10.6 memory corruption

I'm working on getting xscreensaver running on 10.6, and roughly 2/3rds of the time any of the savers launch, they crash here:

Program received signal: "EXC_BAD_ACCESS".
#0 0x00007fff825df445 in +[NSLayoutManager(NSPrivate) _doSomeBackgroundLayout] ()
#1 0x00007fff825df23f in _NSPostBackgroundLayout ()
#2 0x00007fff84cfe437 in __CFRunLoopDoObservers ()
#3 0x00007fff84cda6e4 in __CFRunLoopRun ()
#4 0x00007fff84cda03f in CFRunLoopRunSpecific ()
#5 0x00007fff86e50c4e in RunCurrentEventLoopInMode ()
#6 0x00007fff86e50a53 in ReceiveNextEventCommon ()
#7 0x00007fff86e5090c in BlockUntilNextEventMatchingListInMode ()
#8 0x00007fff824a5570 in _DPSNextEvent ()
#9 0x00007fff824a4ed9 in -[NSApplication nextEventMatchingMask:untilDate:inMode:dequeue:] ()
#10 0x00007fff8246ab29 in -[NSApplication run] ()
#11 0x00007fff82463844 in NSApplicationMain ()
#12 0x000000010000342c in main (argc=1, argv=0x7fff5fbff380) at /Users/jwz/src/xscreensaver/OSX/main.m:16

I'm not even using NSLayoutManager (as far as I know), so presumably this is some random memory corruption that happened somewhere else entirely, but turning on the MallocCheckHeap and related environment variables doesn't reveal anything. Any ideas how to debug this?
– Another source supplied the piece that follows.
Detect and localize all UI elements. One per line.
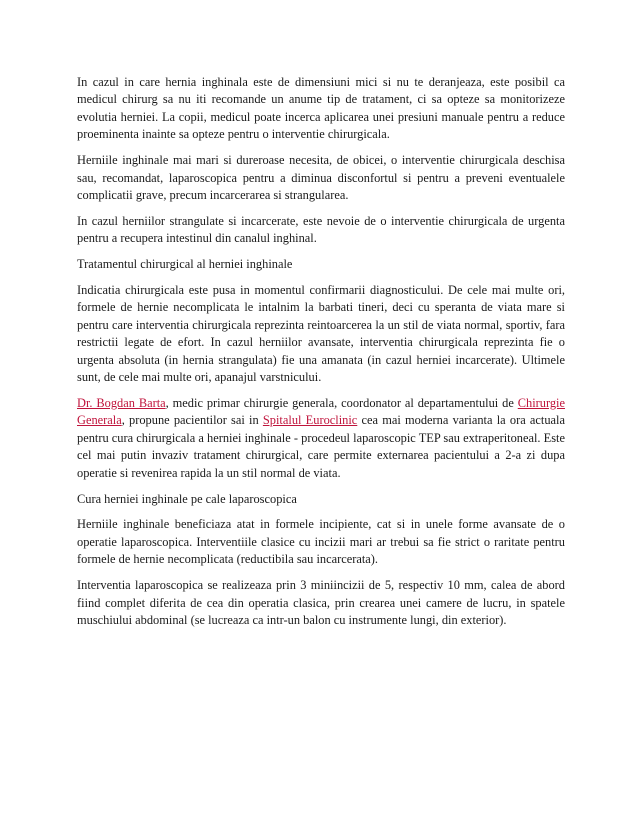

None of the XCode "Performance Tools" seem even remotely useful for tracking down memory corruption, but maybe I just don't understand them. Anyway, I thought the garbage collector was supposed to make everything sweetness and light?

Tags: , , , ,

11 Responses:

  1. evan says:

    The browser vendors have been funding valgrind for the mac. I think we use it already. Looks like you might need to build it from their svn repo though.

    • jwz says:

      % port install valgrind
      ...
      configure: error: Valgrind works on Darwin 9.x (Mac OS X 10.5)

      These days when I hear "build it from svn" you might as well be saying "try it under Windows".

  2. treptoplax says:

    I'm pretty sure the XCode "Performance Tools" are just a GUI slapped over some trival DTrace scripts. While I'm as big a DTrace fanboy as anyone (a Turing-complete tracing tool is really, really nifty) I'm not sure it actually buys you much for this.

  3. duskwuff says:

    Ordinarily I'd suggest MallocDebug.app, but it looks as though that's 32-bit only. Ugh. :(

  4. ncmike4 says:

    Try the MallocGuardEdges environment variables. It's not as elegant as valgrand, but as long as your program doesn't allocate loads of memory, it should do the trick.

    MallocGuardEdges If set, add a guard page before and after
    each large block.

    check 'man malloc' for details of this and other fun malloc options.

    • jwz says:

      Yes, I set every one of those malloc variables. That's what the "and related" was. It caught nothing.

      • primaleph says:

        Is is possible the packagers of the Really Slick Screensavers, or maybe the Electric Sheep team, could offer you advice on how to handle this bug?

  5. chanson says:

    NSLayoutManager will be used by all text drawing in a Cocoa process; it's how the text system decides where to place glyphs.

    Given that this is a crash in some code you don't actually call, I suspect that your code needs to be adapted to GC and won't just magically work with it. autozone is not just a malloc replacement like the Boehm collector; the GC heap and the malloc heap are separate and have distinct rules. There's a Programming Guide that discusses what needs to be done to be done to make Objective-C code GC-compatible, especially in situations where it's being mixed with C code.

    For example, if you have a malloc'd struct with a void * field, and you store a pointer to an Objective-C object into it, you need to CFRetain that object so the collector knows there's an additional reference to the object. (Stores into Objective-C objects get write barriers generated by the compiler, not so for stores into C structs.) Otherwise the collector may think there are no more references to the object, collect it, and sooner or later you're writing through a wild pointer.

    • jwz says:

      Doh! I hadn't thought of that. Your theory appears to be correct, because the crashes go away if I do [[NSGarbageCollector defaultCollector] disable] in initWithFrame. But without that, even after adding some CFRetain calls to the few places I store ObjC objects into C structs, I still get the crashes. Are there any tools for debugging GC lossage like this?